En Europe de l'Ouest les pierres de foudre (ou de tonnerre), appelées dans la littérature savante jusqu'au XVIIIe siècle céraunies, constamment attribuées à l'action de la foudre ou à une chute avec la foudre bien que cette origine ait été contestée dès le XVIe siècle, sont généralement des artéfacts préhistoriques, le plus souvent des pointes de flèches ou des lames de haches polies[5]. Ce sont parfois des pierres de forme ou de couleur remarquable, notamment en Champagne des boules de marcassite[6],[7].

Antoine de Jussieu fait une communication en 1723 dans laquelle il opère un rapprochement entre des pierres ramenées des Caraïbes et du Canada et celles qu'on appelle en Europe « pierres de foudre » et conclut : « Les peuples de France et d'Allemagne, et des autres pays du Nord, pour ce qui est de la découverte du fer, sont assez semblables à tous les Sauvages d'aujourd'hui et n'avaient pas moins besoin qu'eux, avant l'usage du fer, de couper du bois, de séparer des écorces, de fendre des branches, de tuer des bêtes sauvages, de chasser pour leur nourriture, et de se défendre de leurs ennemis, ce qu'ils ne pouvaient guère exécuter qu'avec de tels instruments, qui n'étant pas comme le fer sujets à la rouille, se retrouvent aujourd'hui dans la terre en leur entier et presque avec leur premier poli. »[8].

Au Viêt Nam les pierres de foudre, censées se former spontanément (ou remonter du sol) trois mois et dix jours après un impact de foudre, sont des silex taillés ou bien des objets en cuivre ou en bronze. Ils sont réputés protéger efficacement de la foudre ou de ses effets funestes[9]. Des pierres de foudre sont également mentionnées en Chine et au Japon[10].

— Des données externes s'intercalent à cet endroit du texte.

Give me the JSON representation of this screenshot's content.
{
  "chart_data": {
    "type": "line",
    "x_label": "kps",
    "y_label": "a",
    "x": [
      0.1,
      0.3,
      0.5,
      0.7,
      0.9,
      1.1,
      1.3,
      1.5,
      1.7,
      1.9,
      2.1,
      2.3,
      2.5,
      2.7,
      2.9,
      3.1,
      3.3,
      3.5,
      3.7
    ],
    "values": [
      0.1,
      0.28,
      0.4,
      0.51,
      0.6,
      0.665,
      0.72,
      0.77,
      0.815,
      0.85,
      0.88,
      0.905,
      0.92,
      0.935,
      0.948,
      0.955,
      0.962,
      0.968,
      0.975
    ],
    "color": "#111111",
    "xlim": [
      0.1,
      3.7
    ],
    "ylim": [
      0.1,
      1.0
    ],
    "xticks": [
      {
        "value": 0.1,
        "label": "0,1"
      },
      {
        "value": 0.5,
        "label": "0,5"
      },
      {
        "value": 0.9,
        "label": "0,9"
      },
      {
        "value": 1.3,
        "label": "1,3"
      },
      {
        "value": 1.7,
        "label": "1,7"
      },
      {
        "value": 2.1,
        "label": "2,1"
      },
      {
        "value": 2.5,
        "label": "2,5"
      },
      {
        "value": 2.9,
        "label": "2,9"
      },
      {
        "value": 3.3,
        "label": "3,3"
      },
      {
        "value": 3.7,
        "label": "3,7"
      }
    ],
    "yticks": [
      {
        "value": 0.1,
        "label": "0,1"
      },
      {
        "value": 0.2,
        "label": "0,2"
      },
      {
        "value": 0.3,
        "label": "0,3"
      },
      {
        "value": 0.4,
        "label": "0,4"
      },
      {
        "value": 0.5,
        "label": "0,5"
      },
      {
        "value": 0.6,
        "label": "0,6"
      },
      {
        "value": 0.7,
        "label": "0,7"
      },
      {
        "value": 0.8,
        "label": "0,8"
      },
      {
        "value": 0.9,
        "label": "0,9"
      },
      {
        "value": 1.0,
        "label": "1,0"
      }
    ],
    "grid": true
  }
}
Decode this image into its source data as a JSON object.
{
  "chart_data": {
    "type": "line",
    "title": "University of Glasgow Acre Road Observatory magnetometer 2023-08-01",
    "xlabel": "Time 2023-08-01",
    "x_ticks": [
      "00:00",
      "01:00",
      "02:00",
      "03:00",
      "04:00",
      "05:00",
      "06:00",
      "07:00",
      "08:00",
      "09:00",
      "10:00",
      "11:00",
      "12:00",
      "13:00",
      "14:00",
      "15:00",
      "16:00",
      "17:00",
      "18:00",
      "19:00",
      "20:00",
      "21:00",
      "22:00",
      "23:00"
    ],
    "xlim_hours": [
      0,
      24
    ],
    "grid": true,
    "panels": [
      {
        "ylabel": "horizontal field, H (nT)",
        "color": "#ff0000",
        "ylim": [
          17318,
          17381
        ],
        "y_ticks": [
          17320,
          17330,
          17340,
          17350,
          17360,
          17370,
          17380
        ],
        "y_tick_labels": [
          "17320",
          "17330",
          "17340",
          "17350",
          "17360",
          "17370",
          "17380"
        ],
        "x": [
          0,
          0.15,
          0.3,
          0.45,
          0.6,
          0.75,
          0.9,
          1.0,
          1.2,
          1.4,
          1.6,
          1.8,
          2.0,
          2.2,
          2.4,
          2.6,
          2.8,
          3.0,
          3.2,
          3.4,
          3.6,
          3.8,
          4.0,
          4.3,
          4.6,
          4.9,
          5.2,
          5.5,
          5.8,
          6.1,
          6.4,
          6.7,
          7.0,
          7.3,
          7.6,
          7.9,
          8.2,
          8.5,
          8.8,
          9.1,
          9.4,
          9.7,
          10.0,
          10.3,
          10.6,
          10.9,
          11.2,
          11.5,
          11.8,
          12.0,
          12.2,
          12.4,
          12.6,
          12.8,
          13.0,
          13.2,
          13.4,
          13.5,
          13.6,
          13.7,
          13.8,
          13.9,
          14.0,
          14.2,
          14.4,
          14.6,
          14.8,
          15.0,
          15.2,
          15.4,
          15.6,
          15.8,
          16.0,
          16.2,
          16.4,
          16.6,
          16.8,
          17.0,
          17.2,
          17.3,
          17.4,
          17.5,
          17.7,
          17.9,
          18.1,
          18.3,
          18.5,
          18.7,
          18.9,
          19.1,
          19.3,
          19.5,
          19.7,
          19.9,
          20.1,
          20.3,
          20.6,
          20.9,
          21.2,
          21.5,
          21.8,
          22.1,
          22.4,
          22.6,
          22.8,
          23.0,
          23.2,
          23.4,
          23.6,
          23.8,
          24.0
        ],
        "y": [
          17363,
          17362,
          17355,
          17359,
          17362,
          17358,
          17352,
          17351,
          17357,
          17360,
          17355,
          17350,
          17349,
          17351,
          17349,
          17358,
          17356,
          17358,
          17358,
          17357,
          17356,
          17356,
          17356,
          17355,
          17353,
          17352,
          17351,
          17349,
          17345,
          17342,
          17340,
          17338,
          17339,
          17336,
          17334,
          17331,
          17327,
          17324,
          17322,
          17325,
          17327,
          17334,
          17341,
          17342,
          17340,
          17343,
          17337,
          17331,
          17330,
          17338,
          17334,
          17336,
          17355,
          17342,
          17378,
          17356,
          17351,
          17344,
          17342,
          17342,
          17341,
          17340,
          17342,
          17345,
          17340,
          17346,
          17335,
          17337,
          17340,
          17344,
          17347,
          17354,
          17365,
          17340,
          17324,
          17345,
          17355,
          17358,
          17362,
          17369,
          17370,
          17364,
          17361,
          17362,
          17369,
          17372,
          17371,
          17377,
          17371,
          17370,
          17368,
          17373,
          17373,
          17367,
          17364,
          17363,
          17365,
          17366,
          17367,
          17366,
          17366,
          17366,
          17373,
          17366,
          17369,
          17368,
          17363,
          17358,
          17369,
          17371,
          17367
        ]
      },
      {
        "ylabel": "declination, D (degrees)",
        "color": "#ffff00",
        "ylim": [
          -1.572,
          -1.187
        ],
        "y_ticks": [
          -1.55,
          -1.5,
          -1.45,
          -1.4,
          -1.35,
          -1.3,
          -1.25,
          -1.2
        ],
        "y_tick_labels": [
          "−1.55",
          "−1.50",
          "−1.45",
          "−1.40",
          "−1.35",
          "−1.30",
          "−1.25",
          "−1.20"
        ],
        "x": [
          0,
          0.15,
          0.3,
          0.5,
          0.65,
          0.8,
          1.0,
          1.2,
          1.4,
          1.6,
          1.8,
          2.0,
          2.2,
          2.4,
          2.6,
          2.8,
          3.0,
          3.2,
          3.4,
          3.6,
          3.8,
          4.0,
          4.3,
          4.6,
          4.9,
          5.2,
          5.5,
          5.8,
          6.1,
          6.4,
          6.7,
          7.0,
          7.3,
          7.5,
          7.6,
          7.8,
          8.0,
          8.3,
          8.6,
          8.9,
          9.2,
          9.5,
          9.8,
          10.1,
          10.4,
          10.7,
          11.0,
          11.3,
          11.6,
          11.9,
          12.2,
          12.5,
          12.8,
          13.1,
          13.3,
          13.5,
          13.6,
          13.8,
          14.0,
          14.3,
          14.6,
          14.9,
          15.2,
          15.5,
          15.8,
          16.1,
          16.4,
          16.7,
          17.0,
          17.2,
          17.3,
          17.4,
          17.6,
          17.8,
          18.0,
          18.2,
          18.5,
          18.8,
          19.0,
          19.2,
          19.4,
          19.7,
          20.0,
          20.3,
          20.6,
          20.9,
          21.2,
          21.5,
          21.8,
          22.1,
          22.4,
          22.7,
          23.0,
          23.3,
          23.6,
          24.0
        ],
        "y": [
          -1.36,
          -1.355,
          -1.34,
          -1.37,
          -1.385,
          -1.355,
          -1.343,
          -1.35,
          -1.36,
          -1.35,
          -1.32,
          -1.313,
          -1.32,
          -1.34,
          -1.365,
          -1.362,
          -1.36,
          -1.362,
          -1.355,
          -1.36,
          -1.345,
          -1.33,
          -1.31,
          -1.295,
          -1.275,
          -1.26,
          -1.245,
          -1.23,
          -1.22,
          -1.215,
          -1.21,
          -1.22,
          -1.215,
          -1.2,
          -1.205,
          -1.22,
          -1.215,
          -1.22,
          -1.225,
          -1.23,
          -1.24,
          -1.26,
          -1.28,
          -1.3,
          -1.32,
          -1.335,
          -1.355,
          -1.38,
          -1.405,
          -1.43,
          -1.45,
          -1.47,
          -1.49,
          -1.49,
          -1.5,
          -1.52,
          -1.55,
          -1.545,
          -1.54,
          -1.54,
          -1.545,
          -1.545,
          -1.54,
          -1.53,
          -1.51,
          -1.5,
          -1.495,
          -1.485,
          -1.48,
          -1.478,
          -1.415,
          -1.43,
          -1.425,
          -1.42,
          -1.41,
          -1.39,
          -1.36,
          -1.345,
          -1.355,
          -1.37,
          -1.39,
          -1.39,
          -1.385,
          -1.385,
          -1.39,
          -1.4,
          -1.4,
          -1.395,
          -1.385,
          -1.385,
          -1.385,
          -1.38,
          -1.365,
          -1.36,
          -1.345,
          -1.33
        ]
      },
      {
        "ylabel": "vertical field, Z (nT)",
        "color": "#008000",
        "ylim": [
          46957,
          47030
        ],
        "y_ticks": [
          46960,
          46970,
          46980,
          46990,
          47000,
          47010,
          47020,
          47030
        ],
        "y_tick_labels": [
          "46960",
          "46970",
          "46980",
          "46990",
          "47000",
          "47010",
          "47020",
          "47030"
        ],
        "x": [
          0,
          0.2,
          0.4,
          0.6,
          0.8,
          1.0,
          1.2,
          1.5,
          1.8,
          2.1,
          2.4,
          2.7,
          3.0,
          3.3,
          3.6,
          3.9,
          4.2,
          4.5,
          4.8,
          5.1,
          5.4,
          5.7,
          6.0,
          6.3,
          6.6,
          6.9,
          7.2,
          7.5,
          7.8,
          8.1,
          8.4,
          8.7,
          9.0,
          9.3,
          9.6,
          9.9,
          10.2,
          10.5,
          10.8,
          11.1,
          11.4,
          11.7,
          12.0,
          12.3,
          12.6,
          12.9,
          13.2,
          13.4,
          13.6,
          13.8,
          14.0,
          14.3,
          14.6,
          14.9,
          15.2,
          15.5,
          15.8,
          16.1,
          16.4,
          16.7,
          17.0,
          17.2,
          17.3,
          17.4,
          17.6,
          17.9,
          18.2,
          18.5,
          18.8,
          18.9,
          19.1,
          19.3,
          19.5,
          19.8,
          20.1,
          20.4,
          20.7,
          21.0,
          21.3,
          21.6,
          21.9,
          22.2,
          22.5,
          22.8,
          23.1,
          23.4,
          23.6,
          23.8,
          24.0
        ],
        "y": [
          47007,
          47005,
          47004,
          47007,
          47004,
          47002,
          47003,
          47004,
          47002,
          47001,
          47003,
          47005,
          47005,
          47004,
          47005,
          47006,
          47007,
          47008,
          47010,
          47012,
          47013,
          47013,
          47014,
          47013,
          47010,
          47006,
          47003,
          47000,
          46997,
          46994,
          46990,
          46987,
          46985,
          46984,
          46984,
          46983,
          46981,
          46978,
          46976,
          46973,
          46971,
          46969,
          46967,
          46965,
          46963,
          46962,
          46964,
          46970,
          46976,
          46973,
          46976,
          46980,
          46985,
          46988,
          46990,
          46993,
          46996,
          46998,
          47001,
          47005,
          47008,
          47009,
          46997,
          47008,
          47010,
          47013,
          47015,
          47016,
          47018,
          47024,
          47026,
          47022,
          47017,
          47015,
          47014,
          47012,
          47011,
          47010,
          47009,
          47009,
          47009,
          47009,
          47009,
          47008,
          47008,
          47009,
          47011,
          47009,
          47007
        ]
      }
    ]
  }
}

Aujourd'hui, les revendeurs de roches et de minéraux et les géologues amateurs appellent souvent pierres de foudre les fulgurites, des morceaux allongés (souvent tubulaires) de silice amorphe, qui sont effectivement formées par la foudre au point d'impact, dans un sol sableux.

Notes et références

  1. En Bretagne, « on en place sous le chaume des étables, au-dessus de la porte de l'écurie, dans le foyer ou sur le toit (Morbihan), dans la cale des bateaux (bords de la Manche) et, autrefois, dans les fondations des maisons à Dinan et à Trévron (C.), et récemment encore dans les murs des maisons neuves du Pays de Guérande ». Cf Paul-Yves Sébillot, La Bretagne et ses traditions, Royer, , p. 317.
  2. Noël Coye, La Préhistoire en Parole et en Acte, L'Harmattan, , p. 17-35.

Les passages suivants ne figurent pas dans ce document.